Last year, President Donald Trump signed the Hong Kong Freedom and Democracy Act, which requires the secretary of state to assess whether Hong Kong should still be granted special trade status under US law, based on whether Hong Kong’s government is still mostly autonomous and honoring the rule of law. The law also calls on the president to impose sanctions on officials who violate human rights in Hong Kong.
“Our decision on whether or not to certify Hong Kong as having ‘a high degree of autonomy’ from China is still pending,” Pompeo said at a press conference Wednesday. “We’re closely watching what’s going on there.”
Revoking Hong Kong’s status would be a dramatic step, with uncertain consequences. It would would undoubtedly send a strong signal to China, but it could have repercussions for both the US and Hong Kong. The US could lose tens of billions in trade, and it could jeopardize Hong Kong’s standing as a global financial hub, dealing another blow to the city.

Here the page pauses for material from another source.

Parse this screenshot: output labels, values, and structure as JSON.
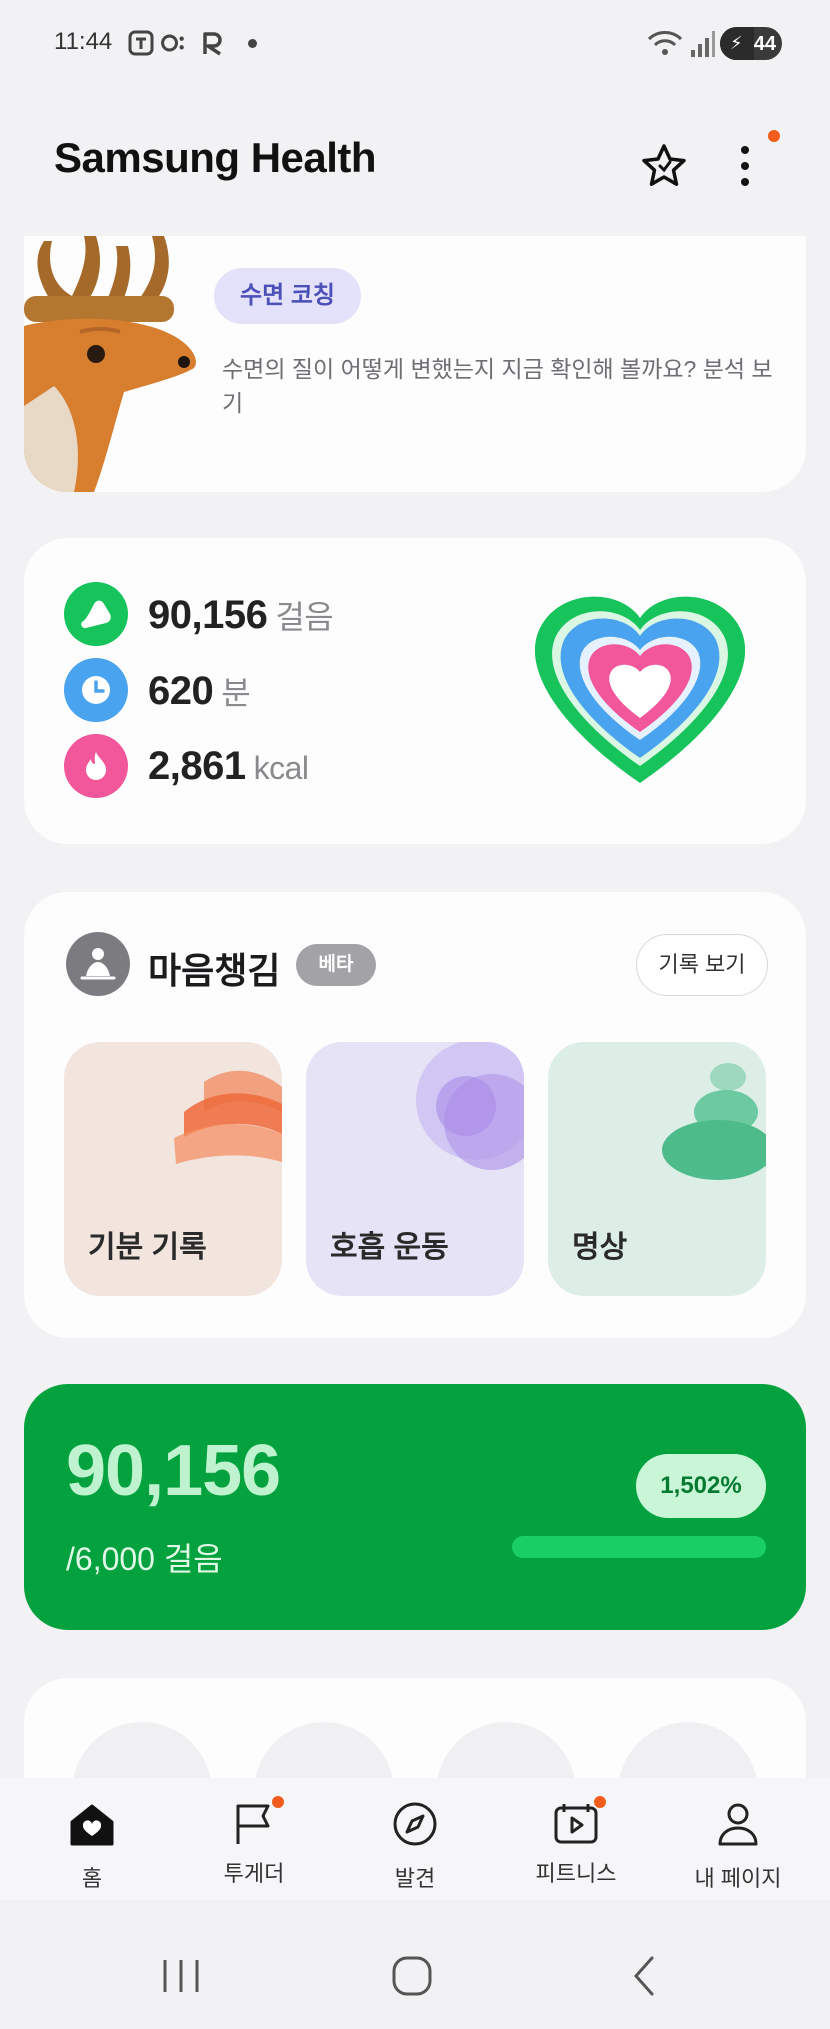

The Trump administration has recently been pushing back hard against China as it is considering ways of punishing Beijing for its early mishandling of the coronavirus. That may motivate the US to take a tougher stance on Hong Kong. At the same time, China could retaliate for such a move, and Beijing may be betting that the US has too much at stake to take such a drastic step.
When asked about the proposed national security law on Thursday, Trump said he didn’t know what the US would do. “I don’t know what it is, because nobody knows yet. If it happens, we’ll address that issue very strongly.”
The US may not want to exhaust this leverage. It might also not also be ready to say that, at this point, Hong Kong’s autonomy is completely lost.